Today's idioms are:
🔘 mend your ways ✏️
☑️ Meaning: If you mend your ways, you improve your behaviour and stop doing things that cause trouble.
✳️ Terry had better mend his ways or Rosie will leave him forever.
✳️ It took him a long time to mend his ways, but these days Jack is a good father and husband.
🦔🦔🦔🦔🦔🦔🦔🦔
🎚️ set your sights on 👁
☑️ Meaning: If you set your sights on something, or set your sights on doing something, it becomes the target of your ambition or the object of your attention.
✳️ Stanley has set his sights on coaching Liverpool, so he'll start getting to know people who have influence in the club.
✳️ Microsoft has set its sights on one of the biggest search engine companies, so I wouldn't be surprised if the company's shares go up.
🎯 Note: This idiom can also be expressed as "has its sights set on", "has her sights set on", "have their sights set on", and so on.

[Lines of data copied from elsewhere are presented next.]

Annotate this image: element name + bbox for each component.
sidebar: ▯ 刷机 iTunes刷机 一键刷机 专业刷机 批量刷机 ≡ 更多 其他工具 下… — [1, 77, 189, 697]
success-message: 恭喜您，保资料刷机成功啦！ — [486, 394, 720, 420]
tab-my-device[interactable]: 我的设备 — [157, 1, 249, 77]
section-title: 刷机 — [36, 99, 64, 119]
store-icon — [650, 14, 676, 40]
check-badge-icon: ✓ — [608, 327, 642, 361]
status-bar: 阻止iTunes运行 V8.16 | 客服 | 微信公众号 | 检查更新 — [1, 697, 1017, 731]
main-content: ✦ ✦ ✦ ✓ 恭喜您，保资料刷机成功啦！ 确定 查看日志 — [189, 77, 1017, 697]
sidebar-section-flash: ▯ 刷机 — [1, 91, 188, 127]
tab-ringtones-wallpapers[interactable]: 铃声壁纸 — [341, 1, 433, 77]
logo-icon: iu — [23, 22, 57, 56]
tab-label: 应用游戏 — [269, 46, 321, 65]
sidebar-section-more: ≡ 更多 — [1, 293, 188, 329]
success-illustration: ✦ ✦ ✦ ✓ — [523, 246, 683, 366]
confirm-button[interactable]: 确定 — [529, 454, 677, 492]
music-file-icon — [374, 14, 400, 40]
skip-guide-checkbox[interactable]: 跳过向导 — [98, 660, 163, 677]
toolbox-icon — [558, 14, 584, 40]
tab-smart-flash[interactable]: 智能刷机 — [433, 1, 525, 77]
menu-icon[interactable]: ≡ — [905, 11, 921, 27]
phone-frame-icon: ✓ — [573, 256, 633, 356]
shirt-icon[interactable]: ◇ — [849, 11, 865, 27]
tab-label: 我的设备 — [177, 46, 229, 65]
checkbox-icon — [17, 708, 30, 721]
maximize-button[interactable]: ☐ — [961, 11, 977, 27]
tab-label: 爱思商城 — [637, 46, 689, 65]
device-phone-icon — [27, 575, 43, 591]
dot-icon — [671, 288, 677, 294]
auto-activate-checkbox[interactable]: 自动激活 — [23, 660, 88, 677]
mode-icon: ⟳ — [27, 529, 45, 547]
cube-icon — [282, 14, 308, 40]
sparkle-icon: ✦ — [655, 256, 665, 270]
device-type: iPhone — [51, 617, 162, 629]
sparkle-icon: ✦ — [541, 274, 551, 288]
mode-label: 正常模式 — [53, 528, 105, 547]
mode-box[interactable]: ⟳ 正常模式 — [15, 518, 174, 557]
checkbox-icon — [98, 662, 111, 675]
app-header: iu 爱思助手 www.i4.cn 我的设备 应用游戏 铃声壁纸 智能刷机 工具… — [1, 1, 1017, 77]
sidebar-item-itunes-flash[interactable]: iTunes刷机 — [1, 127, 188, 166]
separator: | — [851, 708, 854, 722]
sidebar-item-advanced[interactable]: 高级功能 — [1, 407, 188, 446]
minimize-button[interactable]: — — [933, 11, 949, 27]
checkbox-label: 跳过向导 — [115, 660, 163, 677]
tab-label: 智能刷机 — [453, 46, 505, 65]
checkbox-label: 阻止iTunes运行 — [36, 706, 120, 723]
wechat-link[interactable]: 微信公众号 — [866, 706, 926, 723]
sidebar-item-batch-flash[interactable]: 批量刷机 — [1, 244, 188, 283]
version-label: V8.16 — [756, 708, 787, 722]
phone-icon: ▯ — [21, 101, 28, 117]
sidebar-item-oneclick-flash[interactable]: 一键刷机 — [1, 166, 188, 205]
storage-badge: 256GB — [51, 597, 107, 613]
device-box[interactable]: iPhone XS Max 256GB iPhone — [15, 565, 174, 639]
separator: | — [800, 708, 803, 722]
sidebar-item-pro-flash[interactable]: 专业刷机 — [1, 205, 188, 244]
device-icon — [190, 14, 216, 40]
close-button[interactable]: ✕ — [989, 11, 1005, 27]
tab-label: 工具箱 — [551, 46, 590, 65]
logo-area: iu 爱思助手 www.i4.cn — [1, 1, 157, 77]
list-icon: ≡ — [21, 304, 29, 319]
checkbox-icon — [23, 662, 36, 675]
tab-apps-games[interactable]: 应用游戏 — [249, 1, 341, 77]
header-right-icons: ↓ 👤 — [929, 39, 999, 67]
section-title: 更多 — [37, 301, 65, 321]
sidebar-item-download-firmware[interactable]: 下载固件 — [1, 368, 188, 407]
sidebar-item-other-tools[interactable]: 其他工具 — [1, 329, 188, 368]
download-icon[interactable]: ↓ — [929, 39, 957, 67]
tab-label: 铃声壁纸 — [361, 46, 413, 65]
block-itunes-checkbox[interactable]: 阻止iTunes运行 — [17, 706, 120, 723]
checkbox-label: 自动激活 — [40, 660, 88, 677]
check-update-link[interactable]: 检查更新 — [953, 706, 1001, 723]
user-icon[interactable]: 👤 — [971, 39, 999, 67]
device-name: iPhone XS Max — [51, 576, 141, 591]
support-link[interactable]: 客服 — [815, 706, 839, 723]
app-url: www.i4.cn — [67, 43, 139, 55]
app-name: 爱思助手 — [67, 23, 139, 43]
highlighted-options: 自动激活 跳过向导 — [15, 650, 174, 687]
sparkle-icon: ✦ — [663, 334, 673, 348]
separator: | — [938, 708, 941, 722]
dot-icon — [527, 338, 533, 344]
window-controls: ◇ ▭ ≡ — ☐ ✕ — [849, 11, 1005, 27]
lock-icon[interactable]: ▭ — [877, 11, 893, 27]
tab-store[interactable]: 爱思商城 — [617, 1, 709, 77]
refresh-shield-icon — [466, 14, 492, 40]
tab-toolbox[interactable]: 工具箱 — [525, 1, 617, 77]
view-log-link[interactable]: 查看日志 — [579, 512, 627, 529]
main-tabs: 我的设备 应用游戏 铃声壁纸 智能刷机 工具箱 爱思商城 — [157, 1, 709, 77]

🎯 Origin: Metaphorical, and related to the fact that a person using a gun looks through the gun's sights in order to aim, and will have his sights set on the target before shooting at it.
🦔🦔🦔🦔🦔🦔🦔
🔘 a dark horse 🐴
☑️ a person about whom little is known
✳️ Mary's a bit of a dark horse. Do you think she's got any chance of being elected?